A team led by Dr Vadim Sumbayev, of the University's Medway School of Pharmacy, found for the first time that blood/bone marrow cancer – acute myeloid leukemia (AML) – cells evade the anti-cancer activity of the human immune system by employing the human hormone cortisol.
The study of the causes of AML – the most severe blood/bone marrow cancer – demonstrated that AML cells employ a unique pathway to progress the disease, using functional systems of the human body to both support their survival and also reduce the anticancer activities of immune cells.
They do this by using cortisol to force the release of a protein, latrophilin 1. This in turn causes the secretion of another protein, galectin-9, which suppresses the body's natural anti-cancer immune mechanism.
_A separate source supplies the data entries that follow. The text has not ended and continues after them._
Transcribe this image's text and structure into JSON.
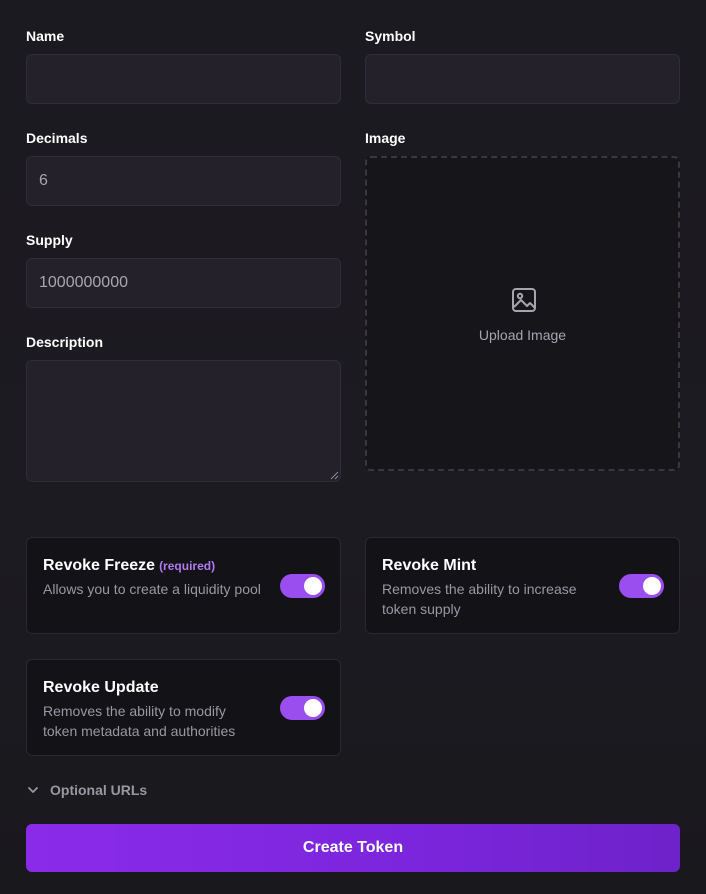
{
  "form": {
    "name": {
      "label": "Name",
      "value": ""
    },
    "symbol": {
      "label": "Symbol",
      "value": ""
    },
    "decimals": {
      "label": "Decimals",
      "placeholder": "6"
    },
    "supply": {
      "label": "Supply",
      "placeholder": "1000000000"
    },
    "description": {
      "label": "Description",
      "value": ""
    },
    "image": {
      "label": "Image",
      "upload_text": "Upload Image",
      "icon": "image-icon"
    }
  },
  "options": [
    {
      "title": "Revoke Freeze",
      "tag": "(required)",
      "description": "Allows you to create a liquidity pool",
      "enabled": true
    },
    {
      "title": "Revoke Mint",
      "description": "Removes the ability to increase token supply",
      "enabled": true
    },
    {
      "title": "Revoke Update",
      "description": "Removes the ability to modify token metadata and authorities",
      "enabled": true
    }
  ],
  "optional_urls": {
    "label": "Optional URLs",
    "icon": "chevron-down-icon",
    "expanded": false
  },
  "submit": {
    "label": "Create Token"
  },
  "colors": {
    "accent": "#9a4ef0",
    "required_tag": "#b07cf0",
    "button_gradient_start": "#8b2bea",
    "button_gradient_end": "#6e22c9",
    "background": "#1b1a20"
  }
}
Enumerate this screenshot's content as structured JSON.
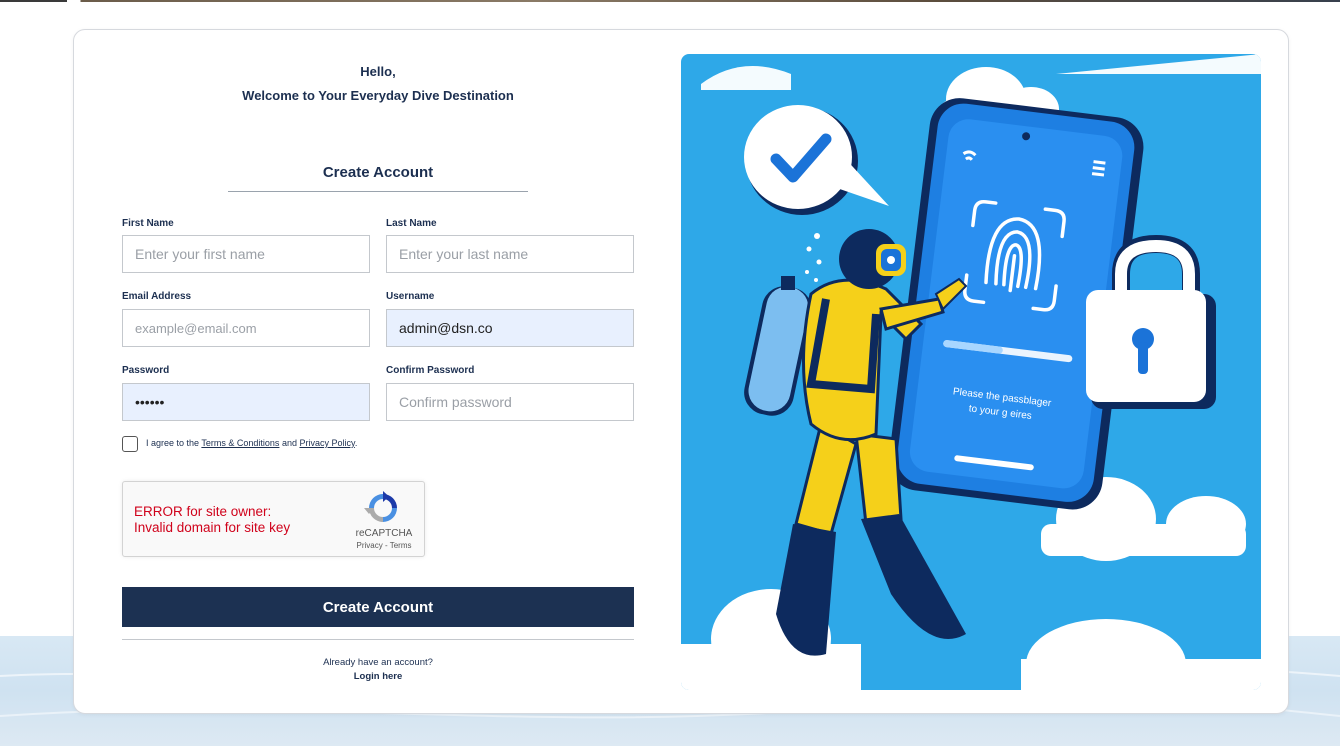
{
  "greeting": {
    "line1": "Hello,",
    "line2": "Welcome to Your Everyday Dive Destination"
  },
  "form": {
    "title": "Create Account",
    "fields": {
      "first_name": {
        "label": "First Name",
        "placeholder": "Enter your first name",
        "value": ""
      },
      "last_name": {
        "label": "Last Name",
        "placeholder": "Enter your last name",
        "value": ""
      },
      "email": {
        "label": "Email Address",
        "placeholder": "example@email.com",
        "value": ""
      },
      "username": {
        "label": "Username",
        "placeholder": "",
        "value": "admin@dsn.co"
      },
      "password": {
        "label": "Password",
        "placeholder": "",
        "value": "dsnpwd"
      },
      "confirm_password": {
        "label": "Confirm Password",
        "placeholder": "Confirm password",
        "value": ""
      }
    },
    "agree": {
      "prefix": "I agree to the",
      "terms": "Terms & Conditions",
      "and": "and",
      "privacy": "Privacy Policy",
      "suffix": ".",
      "checked": false
    },
    "captcha": {
      "error_line1": "ERROR for site owner:",
      "error_line2": "Invalid domain for site key",
      "brand": "reCAPTCHA",
      "privacy": "Privacy",
      "separator": " - ",
      "terms": "Terms"
    },
    "submit_label": "Create Account",
    "already": "Already have an account?",
    "login_label": "Login here"
  },
  "illustration": {
    "phone_text_line1": "Please the passblager",
    "phone_text_line2": "to your g eires"
  },
  "colors": {
    "primary": "#1c3152",
    "illustration_bg": "#2ea8e8",
    "error": "#d0021b",
    "filled_field": "#e8f0fe"
  }
}
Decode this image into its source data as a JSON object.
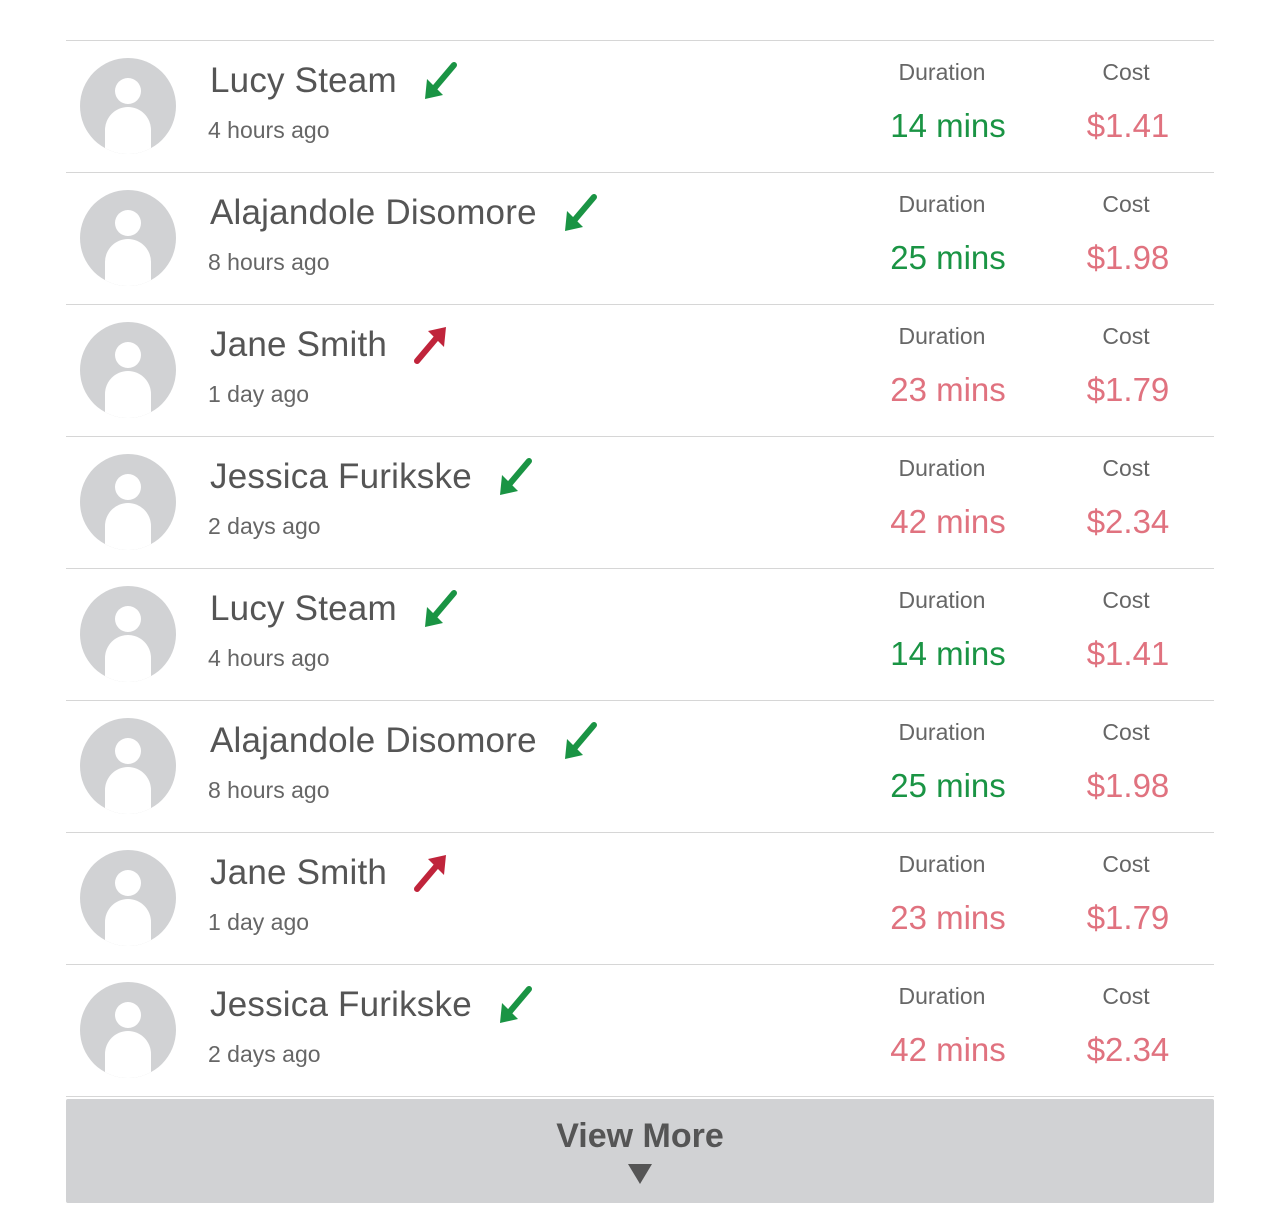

Dr Sumbayev's team, working with researchers from two German universities and the UK's Diamond Light Source facility, found that although healthy human white blood cells are not affected by cortisol they become capable of releasing latrophilin 1 when malignant transformation takes place.
Malignant AML cells then use cortisol to increase the release of latrophilin 1 so that they can use it to avoid the immune system.
The study concluded that galectin-9, as well as a natural binding partner of latrophilin 1 – known as FLRT3 – which are both present in human blood plasma, are the most promising targets for future anti-AML immune therapy.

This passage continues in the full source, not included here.